The rush of air struck them suddenly. Fresh, free-flowing. Overwhelming.

Nihal felt herself collapse. A weak hand gripped her.

 

It took some time for them to regain consciousness. For a long while they lay on the rock, wheezing, trembling in the night breeze, which felt as cold as a winter chill after the inferno of the tunnel.

Laio was the first to wake. He turned slowly toward his friend and reached out to touch her hand.

“I thought you were dead,” he murmured.

Nihal cracked her eyelids. Above her, the summer sky pulsed with stars. She squeezed Laio’s hand in her own.

14
War Comes to Zalenia

 

The days flew by. After the dangers Sennar had encountered at sea, the journey felt like a walk in the park. The countryside was enchanting, his horse obedient, and the rations the best one could hope for. And Ondine was there beside him.

None of the women Sennar had met in his life was anything like her. The first had been Soana, his teacher of sorcery, beautiful and dignified. After that he’d met a few other young sorcerers, but they’d all struck him as cold and full of themselves. With his wild shock of red hair and his absentminded manner, Sennar stood no chance at gaining their friendship. Then there was Nihal. But Nihal was a whole other story. And Sennar didn’t want to think about that right now.

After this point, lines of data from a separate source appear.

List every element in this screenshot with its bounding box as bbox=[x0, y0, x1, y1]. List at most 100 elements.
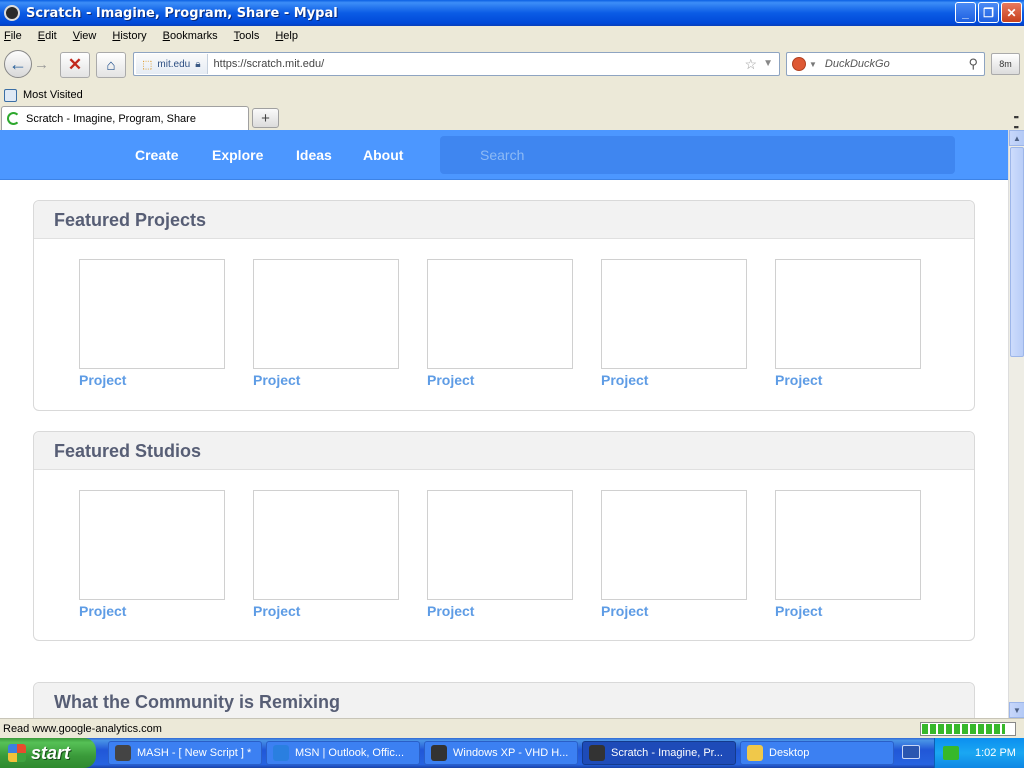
site-icon: ⬚ bbox=[142, 58, 153, 71]
clock[interactable]: 1:02 PM bbox=[975, 747, 1016, 759]
identity-domain: mit.edu bbox=[157, 58, 191, 70]
tab-label: Scratch - Imagine, Program, Share bbox=[26, 112, 196, 125]
site-identity-button[interactable]: ⬚ mit.edu 🔒︎ bbox=[136, 54, 208, 74]
menu-history[interactable]: History bbox=[112, 30, 146, 42]
progress-fill bbox=[922, 724, 1005, 734]
taskbar-item-label: Scratch - Imagine, Pr... bbox=[611, 747, 723, 759]
site-search-placeholder: Search bbox=[480, 147, 525, 163]
featured-projects-box: Featured Projects Project Project Projec… bbox=[33, 200, 975, 411]
featured-studios-box: Featured Studios Project Project Project… bbox=[33, 431, 975, 641]
menu-view[interactable]: View bbox=[73, 30, 97, 42]
nav-about[interactable]: About bbox=[363, 147, 403, 163]
status-bar: Read www.google-analytics.com bbox=[0, 718, 1024, 738]
search-icon[interactable]: ⚲ bbox=[968, 56, 978, 72]
scroll-down-icon[interactable]: ▼ bbox=[1009, 702, 1024, 718]
project-thumbnail[interactable] bbox=[601, 259, 747, 369]
studio-link[interactable]: Project bbox=[427, 603, 474, 619]
project-thumbnail[interactable] bbox=[79, 259, 225, 369]
project-thumbnail[interactable] bbox=[253, 259, 399, 369]
studio-thumbnail[interactable] bbox=[775, 490, 921, 600]
vertical-scrollbar[interactable]: ▲ ▼ bbox=[1008, 130, 1024, 718]
menu-bookmarks[interactable]: Bookmarks bbox=[163, 30, 218, 42]
tab-strip: Scratch - Imagine, Program, Share + ▪▪ ▪▪ bbox=[0, 106, 1024, 132]
duckduckgo-engine-icon[interactable] bbox=[792, 57, 806, 71]
close-window-button[interactable]: ✕ bbox=[1001, 2, 1022, 23]
url-text[interactable]: https://scratch.mit.edu/ bbox=[214, 58, 325, 70]
section-title: Featured Studios bbox=[34, 432, 974, 470]
forward-button[interactable]: → bbox=[34, 56, 56, 74]
taskbar-item-label: Windows XP - VHD H... bbox=[453, 747, 569, 759]
community-remixing-box: What the Community is Remixing bbox=[33, 682, 975, 718]
page-content: Create Explore Ideas About Search Featur… bbox=[0, 130, 1008, 718]
taskbar-item-windows-xp[interactable]: Windows XP - VHD H... bbox=[424, 741, 578, 765]
project-link[interactable]: Project bbox=[601, 372, 648, 388]
project-link[interactable]: Project bbox=[427, 372, 474, 388]
network-icon[interactable] bbox=[943, 746, 959, 760]
new-tab-button[interactable]: + bbox=[252, 108, 279, 128]
url-bar[interactable]: ⬚ mit.edu 🔒︎ https://scratch.mit.edu/ ☆ … bbox=[133, 52, 780, 76]
studio-link[interactable]: Project bbox=[253, 603, 300, 619]
project-thumbnail[interactable] bbox=[427, 259, 573, 369]
home-button[interactable]: ⌂ bbox=[96, 52, 126, 78]
taskbar-item-desktop[interactable]: Desktop bbox=[740, 741, 894, 765]
project-link[interactable]: Project bbox=[775, 372, 822, 388]
taskbar-item-label: Desktop bbox=[769, 747, 810, 759]
tab-scratch[interactable]: Scratch - Imagine, Program, Share bbox=[1, 106, 249, 130]
studio-link[interactable]: Project bbox=[601, 603, 648, 619]
project-link[interactable]: Project bbox=[253, 372, 300, 388]
scratch-navbar: Create Explore Ideas About Search bbox=[0, 130, 1008, 180]
loading-progress-bar bbox=[920, 722, 1016, 736]
taskbar-item-mash[interactable]: MASH - [ New Script ] * bbox=[108, 741, 262, 765]
status-text: Read www.google-analytics.com bbox=[3, 722, 162, 735]
title-bar: Scratch - Imagine, Program, Share - Mypa… bbox=[0, 0, 1024, 26]
taskbar-item-label: MSN | Outlook, Offic... bbox=[295, 747, 405, 759]
nav-explore[interactable]: Explore bbox=[212, 147, 263, 163]
back-button[interactable]: ← bbox=[4, 50, 32, 78]
menu-help[interactable]: Help bbox=[275, 30, 298, 42]
studio-link[interactable]: Project bbox=[775, 603, 822, 619]
taskbar-item-msn[interactable]: MSN | Outlook, Offic... bbox=[266, 741, 420, 765]
search-placeholder: DuckDuckGo bbox=[824, 58, 890, 70]
nav-ideas[interactable]: Ideas bbox=[296, 147, 332, 163]
mypal-app-icon bbox=[431, 745, 447, 761]
minimize-button[interactable]: _ bbox=[955, 2, 976, 23]
keyboard-icon[interactable] bbox=[902, 745, 920, 759]
windows-flag-icon bbox=[8, 744, 26, 762]
studio-thumbnail[interactable] bbox=[601, 490, 747, 600]
nav-create[interactable]: Create bbox=[135, 147, 179, 163]
engine-dropdown-icon[interactable]: ▼ bbox=[809, 60, 817, 69]
studio-thumbnail[interactable] bbox=[253, 490, 399, 600]
start-button[interactable]: start bbox=[0, 738, 96, 768]
project-thumbnail[interactable] bbox=[775, 259, 921, 369]
window-title: Scratch - Imagine, Program, Share - Mypa… bbox=[26, 5, 338, 21]
stop-button[interactable]: ✕ bbox=[60, 52, 90, 78]
menu-file[interactable]: File bbox=[4, 30, 22, 42]
project-link[interactable]: Project bbox=[79, 372, 126, 388]
taskbar-item-label: MASH - [ New Script ] * bbox=[137, 747, 252, 759]
site-search-input[interactable]: Search bbox=[440, 136, 955, 174]
url-history-dropdown-icon[interactable]: ▼ bbox=[763, 58, 773, 69]
taskbar-item-scratch[interactable]: Scratch - Imagine, Pr... bbox=[582, 741, 736, 765]
studio-thumbnail[interactable] bbox=[427, 490, 573, 600]
extension-button[interactable]: 8m bbox=[991, 53, 1020, 75]
tab-list-icon[interactable]: ▪▪ ▪▪ bbox=[1014, 112, 1019, 132]
most-visited-icon bbox=[4, 88, 17, 102]
start-label: start bbox=[31, 742, 71, 763]
scroll-up-icon[interactable]: ▲ bbox=[1009, 130, 1024, 146]
maximize-button[interactable]: ❐ bbox=[978, 2, 999, 23]
bookmark-star-icon[interactable]: ☆ bbox=[744, 56, 757, 73]
scrollbar-thumb[interactable] bbox=[1010, 147, 1024, 357]
mash-app-icon bbox=[115, 745, 131, 761]
section-title: What the Community is Remixing bbox=[34, 683, 974, 718]
bookmarks-toolbar: Most Visited bbox=[0, 86, 1024, 104]
search-bar[interactable]: ▼ DuckDuckGo ⚲ bbox=[786, 52, 985, 76]
menu-bar: File Edit View History Bookmarks Tools H… bbox=[0, 26, 1024, 46]
system-tray: 1:02 PM bbox=[934, 738, 1024, 768]
folder-icon bbox=[747, 745, 763, 761]
menu-edit[interactable]: Edit bbox=[38, 30, 57, 42]
studio-link[interactable]: Project bbox=[79, 603, 126, 619]
menu-tools[interactable]: Tools bbox=[234, 30, 260, 42]
bookmark-most-visited[interactable]: Most Visited bbox=[23, 89, 83, 101]
lock-icon: 🔒︎ bbox=[195, 58, 201, 70]
studio-thumbnail[interactable] bbox=[79, 490, 225, 600]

From the moment he’d kissed Ondine, Sennar’s thoughts had turned into a jumble. He hadn’t been able to keep her from coming along on the journey, but deep down he knew he hadn’t really tried, either. She was so pleasant to be around, always smiling so freely, that he’d stopped questioning it all. After nineteen years of seriousness, he felt he owed himself a bit of light-heartedness. He wanted to take the time to figure out exactly what he felt for her. Who knew, perhaps by the journey’s end he’d realize he was in love.

Things were going well again, his mission was on the right track, the Underworld was filled with marvels. What was there to worry about?

 

The caravan was extensive. The count’s sedan opened the procession behind two guards on horseback. A cortège of servants and couriers and mules laden with provisions followed behind. Sennar and Ondine brought up the rear, with two guards at their heels keeping watch.

They walked throughout the day, stopping only after the sun set. The count possessed several residences within his zone of jurisdiction, which he employed as vacation homes, or as temporary bases when, once each year, he was required to visit all of the villages under his control.

Once outside of his dominion, they stayed the night at inns along the way or as guests in the residences of other counts. Wherever the caravan stopped, they received princely treatment. The count enjoyed great fame, and even those who were not his subjects waited upon him eagerly. Even so, he was met with the occasional malicious glance. Many wondered what a well-respected count like Varen was doing with One from Above and a new arrival in his entourage.

 

The king’s palace was located in the kingdom’s capital, Zirea, an enormous, sprawling city that occupied an entire ampoule. It was like no other city in the kingdom. Everything was made of glass: houses, buildings, shops, squares, statues. Opaque glass, to keep prying eyes from seeing inside; colored glass that formed interplays of light along the street; rough, angular glass, so as to magically alter the outlines of objects.